Once in Hollywood, Jared begins the process of writing his script by hewing closely to the rigged formulas outlined in a battered “How to Write A Movie Script” book he carries around with him. In a move reminiscent of Charlie Kaufman’s ADAPTATION, Stephenson approaches the second half of his novel in a meta manner, telling Jarred’s own story in a way that is both a dialogue with and a critique on the formulaic structure of so many of the film classics that Jarred fell in love with. The book is a tongue-in-cheek deconstruction of the hero’s journey, from the perspective of a robot who doesn’t fully understand what it means to be a human, let alone a hero. Stephenson’s outsider narrative approach to the story does a fantastic job of creating a fun and brisk adventure that is also a commentary on the structure of so many adventure stories that have come before.
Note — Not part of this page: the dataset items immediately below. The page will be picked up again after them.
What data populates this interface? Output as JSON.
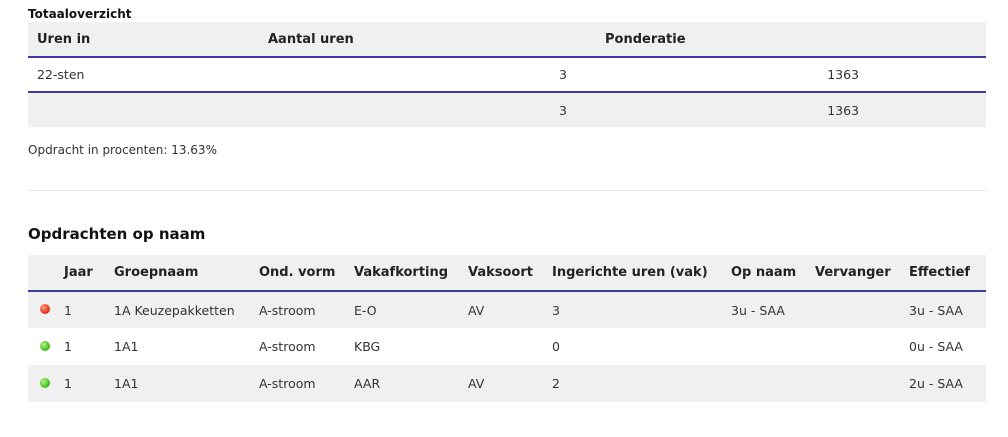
{
  "totaal": {
    "title": "Totaaloverzicht",
    "headers": {
      "uren_in": "Uren in",
      "aantal_uren": "Aantal uren",
      "ponderatie": "Ponderatie"
    },
    "rows": [
      {
        "uren_in": "22-sten",
        "aantal": "3",
        "ponderatie": "1363"
      },
      {
        "uren_in": "",
        "aantal": "3",
        "ponderatie": "1363"
      }
    ],
    "percent_text": "Opdracht in procenten: 13.63%"
  },
  "opdrachten": {
    "title": "Opdrachten op naam",
    "headers": {
      "jaar": "Jaar",
      "groepnaam": "Groepnaam",
      "ond_vorm": "Ond. vorm",
      "vakafkorting": "Vakafkorting",
      "vaksoort": "Vaksoort",
      "ingerichte_uren": "Ingerichte uren (vak)",
      "op_naam": "Op naam",
      "vervanger": "Vervanger",
      "effectief": "Effectief"
    },
    "rows": [
      {
        "status": "red",
        "jaar": "1",
        "groepnaam": "1A Keuzepakketten",
        "ond_vorm": "A-stroom",
        "vakafkorting": "E-O",
        "vaksoort": "AV",
        "ingerichte_uren": "3",
        "op_naam": "3u - SAA",
        "vervanger": "",
        "effectief": "3u - SAA"
      },
      {
        "status": "green",
        "jaar": "1",
        "groepnaam": "1A1",
        "ond_vorm": "A-stroom",
        "vakafkorting": "KBG",
        "vaksoort": "",
        "ingerichte_uren": "0",
        "op_naam": "",
        "vervanger": "",
        "effectief": "0u - SAA"
      },
      {
        "status": "green",
        "jaar": "1",
        "groepnaam": "1A1",
        "ond_vorm": "A-stroom",
        "vakafkorting": "AAR",
        "vaksoort": "AV",
        "ingerichte_uren": "2",
        "op_naam": "",
        "vervanger": "",
        "effectief": "2u - SAA"
      }
    ]
  },
  "colors": {
    "accent_line": "#3c3c9c",
    "row_alt": "#f0f0f0",
    "status_red": "#e13b1f",
    "status_green": "#48c21f"
  }
}
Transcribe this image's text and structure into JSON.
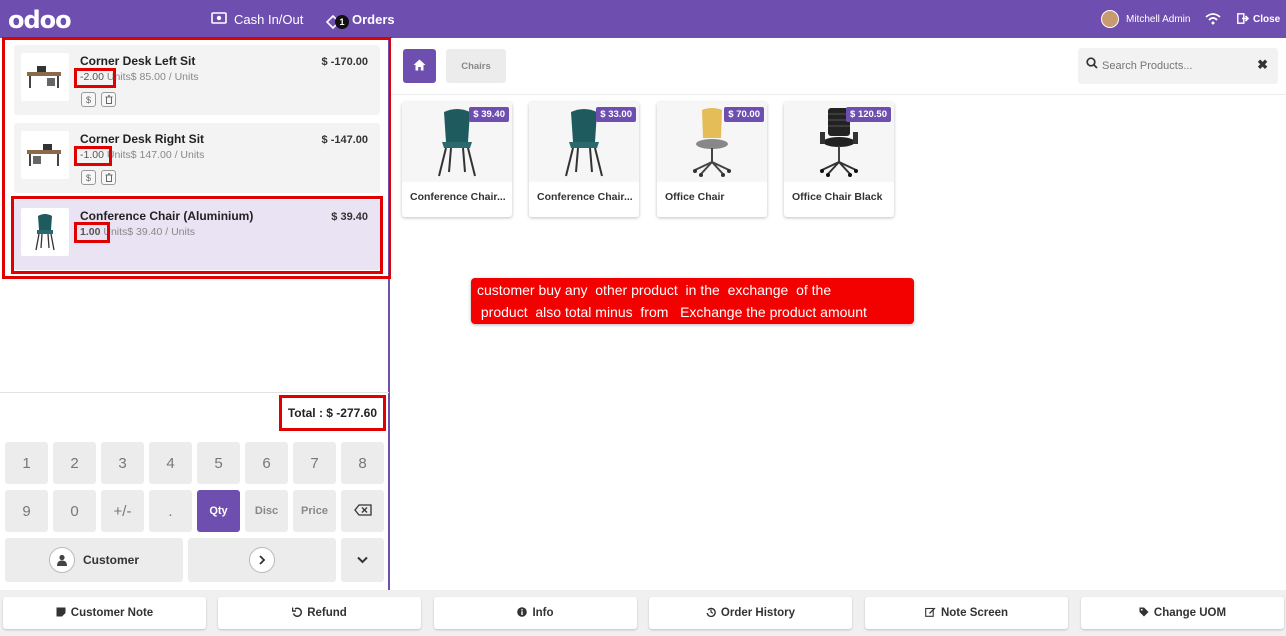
{
  "topbar": {
    "logo": "odoo",
    "cash_label": "Cash In/Out",
    "orders_label": "Orders",
    "orders_badge": "1",
    "user_name": "Mitchell Admin",
    "close_label": "Close"
  },
  "order_lines": [
    {
      "name": "Corner Desk Left Sit",
      "price": "$ -170.00",
      "qty": "-2.00",
      "unit_text": "Units$ 85.00 / Units"
    },
    {
      "name": "Corner Desk Right Sit",
      "price": "$ -147.00",
      "qty": "-1.00",
      "unit_text": "Units$ 147.00 / Units"
    },
    {
      "name": "Conference Chair (Aluminium)",
      "price": "$ 39.40",
      "qty": "1.00",
      "unit_text": "Units$ 39.40 / Units"
    }
  ],
  "total": "Total : $ -277.60",
  "numpad": {
    "row1": [
      "1",
      "2",
      "3",
      "4",
      "5",
      "6",
      "7",
      "8"
    ],
    "row2": [
      "9",
      "0",
      "+/-",
      ".",
      "Qty",
      "Disc",
      "Price"
    ],
    "customer_label": "Customer"
  },
  "products_header": {
    "category": "Chairs",
    "search_placeholder": "Search Products..."
  },
  "products": [
    {
      "name": "Conference Chair...",
      "price": "$ 39.40"
    },
    {
      "name": "Conference Chair...",
      "price": "$ 33.00"
    },
    {
      "name": "Office Chair",
      "price": "$ 70.00"
    },
    {
      "name": "Office Chair Black",
      "price": "$ 120.50"
    }
  ],
  "annotation": "customer buy any  other product  in the  exchange  of the\n product  also total minus  from   Exchange the product amount",
  "bottom_buttons": [
    "Customer Note",
    "Refund",
    "Info",
    "Order History",
    "Note Screen",
    "Change UOM"
  ],
  "colors": {
    "accent": "#6e4fb0",
    "highlight": "#e00000"
  }
}
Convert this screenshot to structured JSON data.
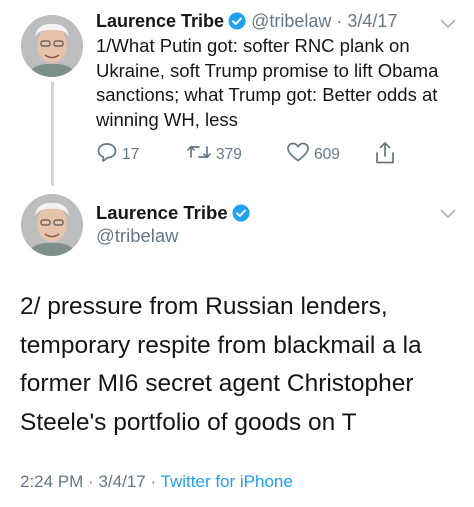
{
  "tweets": [
    {
      "author_name": "Laurence Tribe",
      "handle": "@tribelaw",
      "separator": "·",
      "date": "3/4/17",
      "text": "1/What Putin got: softer RNC plank on Ukraine, soft Trump promise to lift Obama sanctions; what Trump got: Better odds at winning WH, less",
      "replies": "17",
      "retweets": "379",
      "likes": "609"
    },
    {
      "author_name": "Laurence Tribe",
      "handle": "@tribelaw",
      "text": "2/ pressure from Russian lenders, temporary respite from blackmail a la former MI6 secret agent Christopher Steele's portfolio of goods on T",
      "time": "2:24 PM",
      "date": "3/4/17",
      "separator": "·",
      "source": "Twitter for iPhone"
    }
  ],
  "colors": {
    "verified": "#1da1f2",
    "link": "#1da1f2",
    "muted": "#657786",
    "text": "#14171a",
    "thread_line": "#ccd6dd"
  },
  "icons": [
    "avatar",
    "verified-badge-icon",
    "chevron-down-icon",
    "reply-icon",
    "retweet-icon",
    "like-icon",
    "share-icon"
  ]
}
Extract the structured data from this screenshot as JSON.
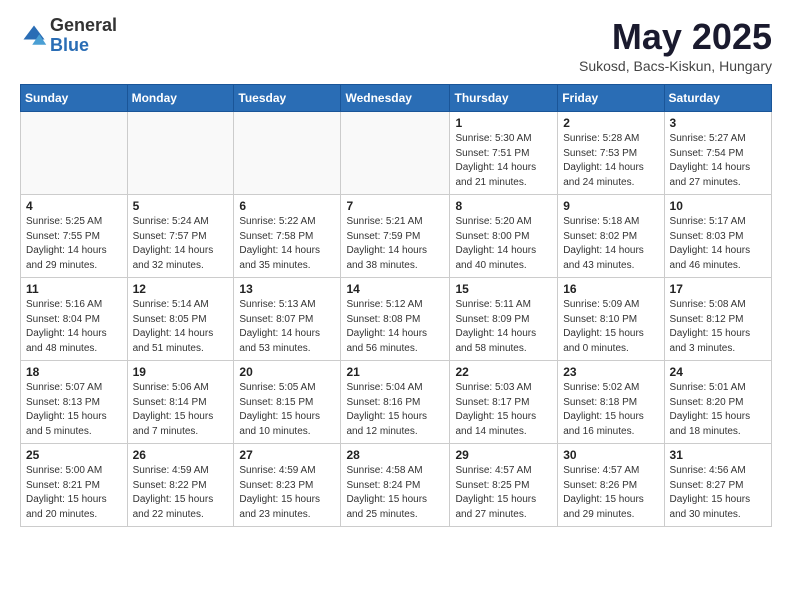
{
  "header": {
    "logo_general": "General",
    "logo_blue": "Blue",
    "month_title": "May 2025",
    "location": "Sukosd, Bacs-Kiskun, Hungary"
  },
  "weekdays": [
    "Sunday",
    "Monday",
    "Tuesday",
    "Wednesday",
    "Thursday",
    "Friday",
    "Saturday"
  ],
  "weeks": [
    [
      {
        "day": "",
        "info": ""
      },
      {
        "day": "",
        "info": ""
      },
      {
        "day": "",
        "info": ""
      },
      {
        "day": "",
        "info": ""
      },
      {
        "day": "1",
        "info": "Sunrise: 5:30 AM\nSunset: 7:51 PM\nDaylight: 14 hours\nand 21 minutes."
      },
      {
        "day": "2",
        "info": "Sunrise: 5:28 AM\nSunset: 7:53 PM\nDaylight: 14 hours\nand 24 minutes."
      },
      {
        "day": "3",
        "info": "Sunrise: 5:27 AM\nSunset: 7:54 PM\nDaylight: 14 hours\nand 27 minutes."
      }
    ],
    [
      {
        "day": "4",
        "info": "Sunrise: 5:25 AM\nSunset: 7:55 PM\nDaylight: 14 hours\nand 29 minutes."
      },
      {
        "day": "5",
        "info": "Sunrise: 5:24 AM\nSunset: 7:57 PM\nDaylight: 14 hours\nand 32 minutes."
      },
      {
        "day": "6",
        "info": "Sunrise: 5:22 AM\nSunset: 7:58 PM\nDaylight: 14 hours\nand 35 minutes."
      },
      {
        "day": "7",
        "info": "Sunrise: 5:21 AM\nSunset: 7:59 PM\nDaylight: 14 hours\nand 38 minutes."
      },
      {
        "day": "8",
        "info": "Sunrise: 5:20 AM\nSunset: 8:00 PM\nDaylight: 14 hours\nand 40 minutes."
      },
      {
        "day": "9",
        "info": "Sunrise: 5:18 AM\nSunset: 8:02 PM\nDaylight: 14 hours\nand 43 minutes."
      },
      {
        "day": "10",
        "info": "Sunrise: 5:17 AM\nSunset: 8:03 PM\nDaylight: 14 hours\nand 46 minutes."
      }
    ],
    [
      {
        "day": "11",
        "info": "Sunrise: 5:16 AM\nSunset: 8:04 PM\nDaylight: 14 hours\nand 48 minutes."
      },
      {
        "day": "12",
        "info": "Sunrise: 5:14 AM\nSunset: 8:05 PM\nDaylight: 14 hours\nand 51 minutes."
      },
      {
        "day": "13",
        "info": "Sunrise: 5:13 AM\nSunset: 8:07 PM\nDaylight: 14 hours\nand 53 minutes."
      },
      {
        "day": "14",
        "info": "Sunrise: 5:12 AM\nSunset: 8:08 PM\nDaylight: 14 hours\nand 56 minutes."
      },
      {
        "day": "15",
        "info": "Sunrise: 5:11 AM\nSunset: 8:09 PM\nDaylight: 14 hours\nand 58 minutes."
      },
      {
        "day": "16",
        "info": "Sunrise: 5:09 AM\nSunset: 8:10 PM\nDaylight: 15 hours\nand 0 minutes."
      },
      {
        "day": "17",
        "info": "Sunrise: 5:08 AM\nSunset: 8:12 PM\nDaylight: 15 hours\nand 3 minutes."
      }
    ],
    [
      {
        "day": "18",
        "info": "Sunrise: 5:07 AM\nSunset: 8:13 PM\nDaylight: 15 hours\nand 5 minutes."
      },
      {
        "day": "19",
        "info": "Sunrise: 5:06 AM\nSunset: 8:14 PM\nDaylight: 15 hours\nand 7 minutes."
      },
      {
        "day": "20",
        "info": "Sunrise: 5:05 AM\nSunset: 8:15 PM\nDaylight: 15 hours\nand 10 minutes."
      },
      {
        "day": "21",
        "info": "Sunrise: 5:04 AM\nSunset: 8:16 PM\nDaylight: 15 hours\nand 12 minutes."
      },
      {
        "day": "22",
        "info": "Sunrise: 5:03 AM\nSunset: 8:17 PM\nDaylight: 15 hours\nand 14 minutes."
      },
      {
        "day": "23",
        "info": "Sunrise: 5:02 AM\nSunset: 8:18 PM\nDaylight: 15 hours\nand 16 minutes."
      },
      {
        "day": "24",
        "info": "Sunrise: 5:01 AM\nSunset: 8:20 PM\nDaylight: 15 hours\nand 18 minutes."
      }
    ],
    [
      {
        "day": "25",
        "info": "Sunrise: 5:00 AM\nSunset: 8:21 PM\nDaylight: 15 hours\nand 20 minutes."
      },
      {
        "day": "26",
        "info": "Sunrise: 4:59 AM\nSunset: 8:22 PM\nDaylight: 15 hours\nand 22 minutes."
      },
      {
        "day": "27",
        "info": "Sunrise: 4:59 AM\nSunset: 8:23 PM\nDaylight: 15 hours\nand 23 minutes."
      },
      {
        "day": "28",
        "info": "Sunrise: 4:58 AM\nSunset: 8:24 PM\nDaylight: 15 hours\nand 25 minutes."
      },
      {
        "day": "29",
        "info": "Sunrise: 4:57 AM\nSunset: 8:25 PM\nDaylight: 15 hours\nand 27 minutes."
      },
      {
        "day": "30",
        "info": "Sunrise: 4:57 AM\nSunset: 8:26 PM\nDaylight: 15 hours\nand 29 minutes."
      },
      {
        "day": "31",
        "info": "Sunrise: 4:56 AM\nSunset: 8:27 PM\nDaylight: 15 hours\nand 30 minutes."
      }
    ]
  ]
}
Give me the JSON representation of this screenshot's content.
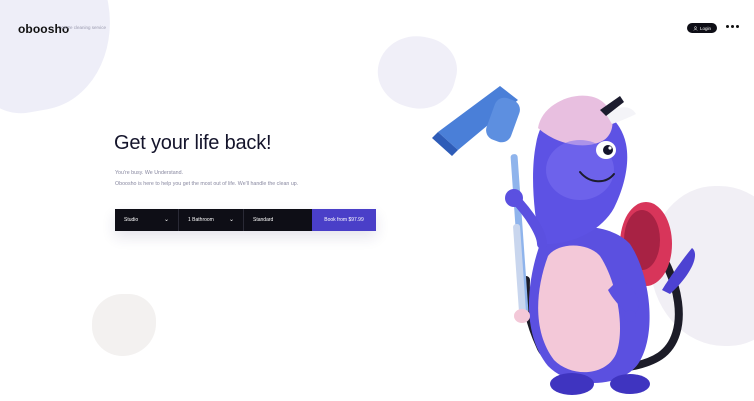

SET MY HEART TO FIVE is a charming novel about somebody learning how to process their own complex emotional minefield. It’s a book about a robot, but it could have also been a story about somebody with autism or social anxiety. At its base, the story is about somebody using films as a jumping-off point to figuring out their own shit - and that’s something a lot of us are all too keenly familiar with.


At a point in the book, Stephenson writes about how movies are like trailers for life - they are short, cut-together compilations of the best parts of existence. Movies can teach us and heal us and show us how to become better people.


It’s little wonder that, in Simon Stephenson’s SET MY HEART TO FIVE, movies could have the power to make a dentist robot want to change the world.